L1 devices contain FTM to encrypt (DE1, K21) and sign (FK1) biometrics at the source and send them to the authentication client.
The authentication client further encrypts the auth request with IDA-PARTNER public key.
IDA decrypts zero-knowledge data as given in Step 4 and then performs a demographic and/or biometric authentication.
The match result is returned to Auth client. In the case of KYC, the KYC attributes are encrypted with the Partner's public key (as in Datashare).
MOSIP's fundamental architecture and design incorporate the highest levels of privacy and security.
Key security features:
Encryption of data in-flight or rest. (See Data Protection)
Integration with trusted applications only.
Fraud avoidance - association of authentication only with specific transactions.
Misuse prevention - user can lock or unlock their authentication.
Virtual ID and Tokens to prevent identity theft.
All data sent out of MOSIP will be digitally signed.
All incoming data will be signed by the respective entity.
Any data sent to a relying party will be encrypted.
Protection against internal attacks with every record in DB protected with integrity.
Centralized key management.
All API's are protected with OAUTH 2.0.
Key privacy features:
Minimal data with selective disclosure on a need-to-know basis.
Sensitive data protected (not stored or logged in clear form).
Consent support – the user decides who can receive what credentials & what attributes.
No search on the database (You can find a record only if you know the ID).
Clear segregation of Biometric & Demographic data.
De-centralised ID usage and data (cannot profile based on usage).
Users are not limited to one permenant ID - Virtual ID.
All relying party gets a privacy enabled tokens to prevent profiling across transactions.

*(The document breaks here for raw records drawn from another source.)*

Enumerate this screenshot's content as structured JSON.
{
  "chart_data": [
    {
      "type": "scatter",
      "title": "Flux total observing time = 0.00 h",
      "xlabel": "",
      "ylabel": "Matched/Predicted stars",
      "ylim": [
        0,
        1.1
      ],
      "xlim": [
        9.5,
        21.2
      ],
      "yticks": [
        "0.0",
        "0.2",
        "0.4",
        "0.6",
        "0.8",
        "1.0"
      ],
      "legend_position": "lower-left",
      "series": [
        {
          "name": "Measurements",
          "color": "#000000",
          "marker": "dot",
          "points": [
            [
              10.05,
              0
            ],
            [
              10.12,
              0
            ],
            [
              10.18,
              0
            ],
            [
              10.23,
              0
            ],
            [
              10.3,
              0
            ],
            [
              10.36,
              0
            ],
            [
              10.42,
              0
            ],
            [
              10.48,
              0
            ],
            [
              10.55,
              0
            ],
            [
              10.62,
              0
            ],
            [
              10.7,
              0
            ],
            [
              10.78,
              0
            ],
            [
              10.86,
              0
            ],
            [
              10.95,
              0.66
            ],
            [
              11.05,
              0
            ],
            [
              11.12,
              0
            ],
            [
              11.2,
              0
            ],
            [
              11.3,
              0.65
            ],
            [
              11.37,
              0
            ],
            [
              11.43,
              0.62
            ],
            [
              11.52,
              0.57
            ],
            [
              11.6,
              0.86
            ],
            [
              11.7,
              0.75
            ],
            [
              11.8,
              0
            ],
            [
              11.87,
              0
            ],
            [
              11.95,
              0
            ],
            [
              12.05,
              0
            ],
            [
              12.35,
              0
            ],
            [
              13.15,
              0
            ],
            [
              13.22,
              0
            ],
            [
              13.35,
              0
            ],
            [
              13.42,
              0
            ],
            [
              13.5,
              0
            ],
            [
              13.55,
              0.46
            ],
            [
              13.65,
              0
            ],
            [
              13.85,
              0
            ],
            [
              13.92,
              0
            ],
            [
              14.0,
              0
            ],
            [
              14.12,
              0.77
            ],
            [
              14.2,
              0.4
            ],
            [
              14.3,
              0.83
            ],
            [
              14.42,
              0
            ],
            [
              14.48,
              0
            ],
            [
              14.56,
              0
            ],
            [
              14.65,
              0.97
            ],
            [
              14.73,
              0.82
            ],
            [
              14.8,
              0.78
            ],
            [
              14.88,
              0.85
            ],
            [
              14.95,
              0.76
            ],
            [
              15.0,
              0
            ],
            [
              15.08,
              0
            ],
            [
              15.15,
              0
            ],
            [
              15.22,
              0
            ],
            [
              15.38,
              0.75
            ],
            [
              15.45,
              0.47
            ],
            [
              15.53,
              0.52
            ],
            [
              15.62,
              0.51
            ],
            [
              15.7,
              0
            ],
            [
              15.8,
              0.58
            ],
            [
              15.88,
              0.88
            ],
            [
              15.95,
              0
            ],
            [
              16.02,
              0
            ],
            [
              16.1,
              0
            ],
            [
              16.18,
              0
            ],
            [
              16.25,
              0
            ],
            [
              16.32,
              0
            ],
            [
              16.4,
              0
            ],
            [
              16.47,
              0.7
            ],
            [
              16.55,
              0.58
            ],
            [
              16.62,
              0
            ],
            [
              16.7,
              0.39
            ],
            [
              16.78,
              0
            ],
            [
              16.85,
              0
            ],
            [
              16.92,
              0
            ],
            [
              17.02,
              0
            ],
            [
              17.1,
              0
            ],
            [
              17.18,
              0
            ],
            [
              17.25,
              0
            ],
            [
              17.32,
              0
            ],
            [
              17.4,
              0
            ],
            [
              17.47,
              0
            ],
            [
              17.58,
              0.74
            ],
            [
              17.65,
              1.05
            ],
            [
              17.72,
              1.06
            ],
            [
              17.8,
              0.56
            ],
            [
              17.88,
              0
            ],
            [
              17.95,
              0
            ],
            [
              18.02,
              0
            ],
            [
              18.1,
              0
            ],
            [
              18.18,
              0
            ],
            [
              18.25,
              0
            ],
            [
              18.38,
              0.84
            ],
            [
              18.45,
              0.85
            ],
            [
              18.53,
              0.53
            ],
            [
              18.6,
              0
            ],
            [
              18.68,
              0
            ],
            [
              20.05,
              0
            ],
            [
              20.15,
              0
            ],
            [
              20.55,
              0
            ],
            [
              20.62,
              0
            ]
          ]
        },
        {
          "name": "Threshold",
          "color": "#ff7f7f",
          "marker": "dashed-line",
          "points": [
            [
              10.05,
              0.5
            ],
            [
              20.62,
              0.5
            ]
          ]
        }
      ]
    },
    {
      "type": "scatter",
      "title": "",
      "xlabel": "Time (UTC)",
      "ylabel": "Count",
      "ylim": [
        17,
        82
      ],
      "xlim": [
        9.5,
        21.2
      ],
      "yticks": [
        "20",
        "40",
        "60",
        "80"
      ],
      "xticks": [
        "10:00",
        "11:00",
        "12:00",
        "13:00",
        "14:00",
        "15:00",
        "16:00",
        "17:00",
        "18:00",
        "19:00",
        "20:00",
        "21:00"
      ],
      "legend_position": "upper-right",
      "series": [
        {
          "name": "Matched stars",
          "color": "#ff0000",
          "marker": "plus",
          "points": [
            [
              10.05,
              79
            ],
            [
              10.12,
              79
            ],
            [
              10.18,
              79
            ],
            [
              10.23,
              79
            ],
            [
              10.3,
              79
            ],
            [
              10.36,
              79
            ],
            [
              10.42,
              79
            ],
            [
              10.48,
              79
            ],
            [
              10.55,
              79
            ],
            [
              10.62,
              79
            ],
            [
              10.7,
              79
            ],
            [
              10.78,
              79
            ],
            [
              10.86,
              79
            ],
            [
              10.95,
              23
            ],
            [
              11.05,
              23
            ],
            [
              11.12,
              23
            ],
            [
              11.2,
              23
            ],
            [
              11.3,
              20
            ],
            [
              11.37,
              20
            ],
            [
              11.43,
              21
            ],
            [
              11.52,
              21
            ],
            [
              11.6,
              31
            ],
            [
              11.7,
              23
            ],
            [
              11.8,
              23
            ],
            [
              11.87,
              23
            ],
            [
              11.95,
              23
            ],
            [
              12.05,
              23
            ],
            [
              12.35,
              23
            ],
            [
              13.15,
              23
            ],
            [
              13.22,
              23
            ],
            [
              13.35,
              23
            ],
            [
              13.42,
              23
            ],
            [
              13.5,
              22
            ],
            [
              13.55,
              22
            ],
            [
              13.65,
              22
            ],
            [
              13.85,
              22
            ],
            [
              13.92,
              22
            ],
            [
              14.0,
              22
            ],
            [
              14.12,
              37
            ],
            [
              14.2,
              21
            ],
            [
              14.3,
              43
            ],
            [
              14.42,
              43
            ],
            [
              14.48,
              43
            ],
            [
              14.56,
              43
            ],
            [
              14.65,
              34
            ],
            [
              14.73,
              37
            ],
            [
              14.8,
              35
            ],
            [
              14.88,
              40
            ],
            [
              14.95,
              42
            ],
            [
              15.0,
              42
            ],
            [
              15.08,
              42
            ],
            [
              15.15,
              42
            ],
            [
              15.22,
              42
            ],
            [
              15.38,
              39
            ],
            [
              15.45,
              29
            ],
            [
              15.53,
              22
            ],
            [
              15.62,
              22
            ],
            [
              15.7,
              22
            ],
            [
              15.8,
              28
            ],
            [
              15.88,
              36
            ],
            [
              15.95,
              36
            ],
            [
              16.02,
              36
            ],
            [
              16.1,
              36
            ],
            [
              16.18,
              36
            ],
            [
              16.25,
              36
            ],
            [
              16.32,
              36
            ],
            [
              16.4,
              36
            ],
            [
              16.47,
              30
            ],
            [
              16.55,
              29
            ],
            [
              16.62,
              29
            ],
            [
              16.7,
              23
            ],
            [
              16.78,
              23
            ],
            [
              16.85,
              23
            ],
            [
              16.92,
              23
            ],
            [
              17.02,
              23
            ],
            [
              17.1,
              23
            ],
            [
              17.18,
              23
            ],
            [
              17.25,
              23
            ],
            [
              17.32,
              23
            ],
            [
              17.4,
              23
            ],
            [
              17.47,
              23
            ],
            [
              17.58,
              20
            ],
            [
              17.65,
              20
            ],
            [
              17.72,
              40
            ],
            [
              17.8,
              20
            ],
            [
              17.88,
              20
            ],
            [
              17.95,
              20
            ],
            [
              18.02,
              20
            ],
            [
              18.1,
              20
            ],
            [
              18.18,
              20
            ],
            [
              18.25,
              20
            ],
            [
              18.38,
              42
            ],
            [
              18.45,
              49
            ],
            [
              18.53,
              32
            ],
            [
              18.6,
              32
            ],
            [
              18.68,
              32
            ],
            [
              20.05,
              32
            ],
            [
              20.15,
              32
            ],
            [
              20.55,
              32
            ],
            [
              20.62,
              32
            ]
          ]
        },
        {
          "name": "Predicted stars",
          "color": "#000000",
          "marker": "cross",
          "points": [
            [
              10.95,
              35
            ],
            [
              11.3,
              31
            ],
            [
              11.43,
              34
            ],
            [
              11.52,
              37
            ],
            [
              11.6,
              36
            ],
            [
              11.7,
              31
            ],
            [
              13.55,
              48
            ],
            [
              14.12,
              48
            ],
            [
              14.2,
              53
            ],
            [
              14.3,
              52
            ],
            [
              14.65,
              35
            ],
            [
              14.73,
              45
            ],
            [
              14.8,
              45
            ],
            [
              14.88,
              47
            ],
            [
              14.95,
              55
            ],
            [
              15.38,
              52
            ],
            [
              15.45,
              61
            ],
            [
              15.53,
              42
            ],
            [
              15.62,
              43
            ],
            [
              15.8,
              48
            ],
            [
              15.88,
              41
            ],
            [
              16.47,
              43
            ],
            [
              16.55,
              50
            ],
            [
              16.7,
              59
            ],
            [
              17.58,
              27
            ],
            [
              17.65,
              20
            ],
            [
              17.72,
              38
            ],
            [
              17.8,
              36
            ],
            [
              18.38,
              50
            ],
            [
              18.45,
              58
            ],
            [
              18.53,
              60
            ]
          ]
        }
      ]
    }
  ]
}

Permenant ID is never shared.
Supports Wallet based decentralized ID issuance and usage.
Face data is not sent to ABIS for deduplication.
The right to privacy is a fundamental right in many contexts. Privacy protection or preservation can be ensured in an application by adopting a privacy friendly design stance.
Privacy takes many forms. From an identity system perspective, the confidentiality of identity information and anonymity when using the identity offers privacy.
MOSIP views the identity system as a custodian of the individual's data. This data has to be protected in order to protect the individual from privacy and security risks. Privacy protection measures include data protection, transparency, user control, confidentiality, selective disclosure, user anonymity and intrusion protection.
MOSIP addresses privacy design at four levels.
Functional privacy
Selective disclosure
Anonymization
Need to know
Encryption
Tokenization
Security
Trusted applications
Access control
User centricity
User control
Consent
Usability
Inclusion
Transparency
Openness
Verifiability
Governance
These design principles have resulted in features as well as development practices in MOSIP that enhance privacy protection. A typical example for a practice is how PII (Personally Identifiable Information) is dealt with when creating application or audit logs. An example of a feature is how our Datashare policies allow selective sharing of information.